C’est ce visage qui s’est tendu dix-huit fois vers la « Dame de Massabielle ».

Ce sont ces mains qui égrenaient le chapelet avant et pendant les Apparitions.

Ces doigts qui ont gratté le sol et fait jaillir la source miraculeuse.

Ce sont ces oreilles qui ont entendu le message ;

Ces lèvres qui ont redit au Curé PEYRAMALE le nom de la Dame :

« JE SUIS L’IMMACULÉE CONCEPTION ».

            C’est aussi son cœur qui a tant aimé Jésus-Christ et la Vierge Marie

                       et les pécheurs. »

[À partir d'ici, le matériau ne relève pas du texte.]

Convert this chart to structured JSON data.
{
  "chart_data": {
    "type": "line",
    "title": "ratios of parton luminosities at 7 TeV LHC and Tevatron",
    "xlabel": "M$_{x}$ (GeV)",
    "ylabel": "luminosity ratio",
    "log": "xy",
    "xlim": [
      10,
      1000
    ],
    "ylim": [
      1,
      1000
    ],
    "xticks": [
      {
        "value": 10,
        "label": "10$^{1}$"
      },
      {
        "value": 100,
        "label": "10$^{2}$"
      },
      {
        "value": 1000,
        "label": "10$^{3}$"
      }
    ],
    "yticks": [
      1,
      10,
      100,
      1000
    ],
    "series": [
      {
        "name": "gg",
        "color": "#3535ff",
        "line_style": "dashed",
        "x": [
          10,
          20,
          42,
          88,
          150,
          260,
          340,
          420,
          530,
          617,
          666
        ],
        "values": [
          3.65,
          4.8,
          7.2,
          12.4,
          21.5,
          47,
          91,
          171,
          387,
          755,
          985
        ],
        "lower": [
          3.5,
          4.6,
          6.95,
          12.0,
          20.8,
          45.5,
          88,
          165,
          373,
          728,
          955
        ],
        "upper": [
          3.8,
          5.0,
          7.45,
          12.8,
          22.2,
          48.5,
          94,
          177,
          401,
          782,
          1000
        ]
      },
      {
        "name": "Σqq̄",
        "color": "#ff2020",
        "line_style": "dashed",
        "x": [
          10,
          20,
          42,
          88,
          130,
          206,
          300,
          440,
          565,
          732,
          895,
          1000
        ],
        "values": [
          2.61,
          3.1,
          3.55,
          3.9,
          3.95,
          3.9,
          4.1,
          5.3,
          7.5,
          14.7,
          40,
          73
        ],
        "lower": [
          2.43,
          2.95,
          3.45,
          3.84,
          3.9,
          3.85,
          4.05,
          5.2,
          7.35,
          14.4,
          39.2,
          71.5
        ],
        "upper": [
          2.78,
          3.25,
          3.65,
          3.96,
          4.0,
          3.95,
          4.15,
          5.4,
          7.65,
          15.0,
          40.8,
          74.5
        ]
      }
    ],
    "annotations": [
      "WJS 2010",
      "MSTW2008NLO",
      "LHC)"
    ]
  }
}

Du petit corps si frêle, elle qui semble absorbée en Dieu, jaillit une voix silencieuse qui nous atteint au plus intime de nous-mêmes.

Bernadette est présente.

Bernadette prie avec nous.

Osons le dire : Bernadette est, en quelque sorte vivante.

Bernadette continue chaque jour, auprès de chaque pèlerin, la mission que lui avait confiée, au nom de Dieu, « l’Immaculée Conception » :

Elle nous redit que Dieu est Amour

            et qu’il ne cesse de nous appeler à passer de la nuit de notre péché

                       à son admirable Lumière.

            Notre Dame de Lourdes, priez pour nous et pour notre conversion !

            Sainte Bernadette, priez pour nous, pécheurs !

            Sainte Bernadette ; priez pour les malades !

                       Fête de Notre Dame de Lourdes – Père René LAURENTIN

                                 Noéline FOURNIER.